Every brief must contain a jurisdictional section, where any problems with our jurisdiction could have been noted. A separate motion to dismiss was unnecessary. But instead of waiting for the brief to flag a jurisdictional problem, counsel should call it to the court's attention at the outset. Circuit Rule 3(c) (1) requires each appellant to file a docketing statement containing jurisdictional particulars. Lloyd filed his on September 15, 2003. Rule 3(c) (1) adds: "If the docketing statement is not complete and correct, the appellee must provide a complete one to the court of appeals clerk within 14 days after the date of the filing of the appellant's docketing statement." That would have been September 29, 2003. The United States let that date pass in silence and did not say "boo" about appellate jurisdiction until November 9, 2004, when it filed the motion to dismiss Lloyd's appeal. Why didn't the United States make this point a year earlier?

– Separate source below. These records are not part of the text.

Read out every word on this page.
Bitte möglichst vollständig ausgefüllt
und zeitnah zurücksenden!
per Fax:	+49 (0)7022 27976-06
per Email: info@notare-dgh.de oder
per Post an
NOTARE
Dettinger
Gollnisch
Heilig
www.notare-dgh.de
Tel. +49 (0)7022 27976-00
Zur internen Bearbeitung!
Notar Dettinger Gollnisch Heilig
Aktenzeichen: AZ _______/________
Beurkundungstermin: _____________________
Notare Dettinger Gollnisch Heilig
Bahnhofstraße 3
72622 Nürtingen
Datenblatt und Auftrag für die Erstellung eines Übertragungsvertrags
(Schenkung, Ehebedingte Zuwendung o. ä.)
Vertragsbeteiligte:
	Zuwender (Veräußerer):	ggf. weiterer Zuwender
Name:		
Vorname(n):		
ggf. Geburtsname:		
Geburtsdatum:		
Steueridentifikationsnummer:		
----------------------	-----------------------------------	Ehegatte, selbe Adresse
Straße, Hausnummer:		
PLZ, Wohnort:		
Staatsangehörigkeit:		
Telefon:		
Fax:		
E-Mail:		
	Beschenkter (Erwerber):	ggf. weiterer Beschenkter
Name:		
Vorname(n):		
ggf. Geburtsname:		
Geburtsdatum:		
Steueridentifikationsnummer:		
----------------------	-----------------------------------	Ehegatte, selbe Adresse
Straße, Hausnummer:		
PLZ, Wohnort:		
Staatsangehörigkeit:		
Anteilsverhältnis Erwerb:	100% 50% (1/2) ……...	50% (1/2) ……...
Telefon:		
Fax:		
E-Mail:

Thus we repeat what we said in Ramos:"If events justify a last-minute motion concerning jurisdiction, venue, sanctions, or any other subject, then that motion may accompany the brief; a motion is not a substitute for a brief." 371 F.3d at 950 (emphasis in original). Briefs must be filed when due, and jurisdictional objections should be made at the outset of the appeal, as Circuit Rule 3(c) (1) contemplates. We trust that all litigants — especially institutional ones such as the Department of Justice — will conform their practice to this court's rules.
The "Motion to Dismiss Appeal" is denied. The decision of the district court is vacated, and the matter is remanded with instructions to dismiss for lack of subject-matter jurisdiction. We have treated Lloyd's brief as an implied request for permission to commence a second collateral attack. Because none of the criteria for that step, see § 2244(b) (2), has been satisfied, this request is denied.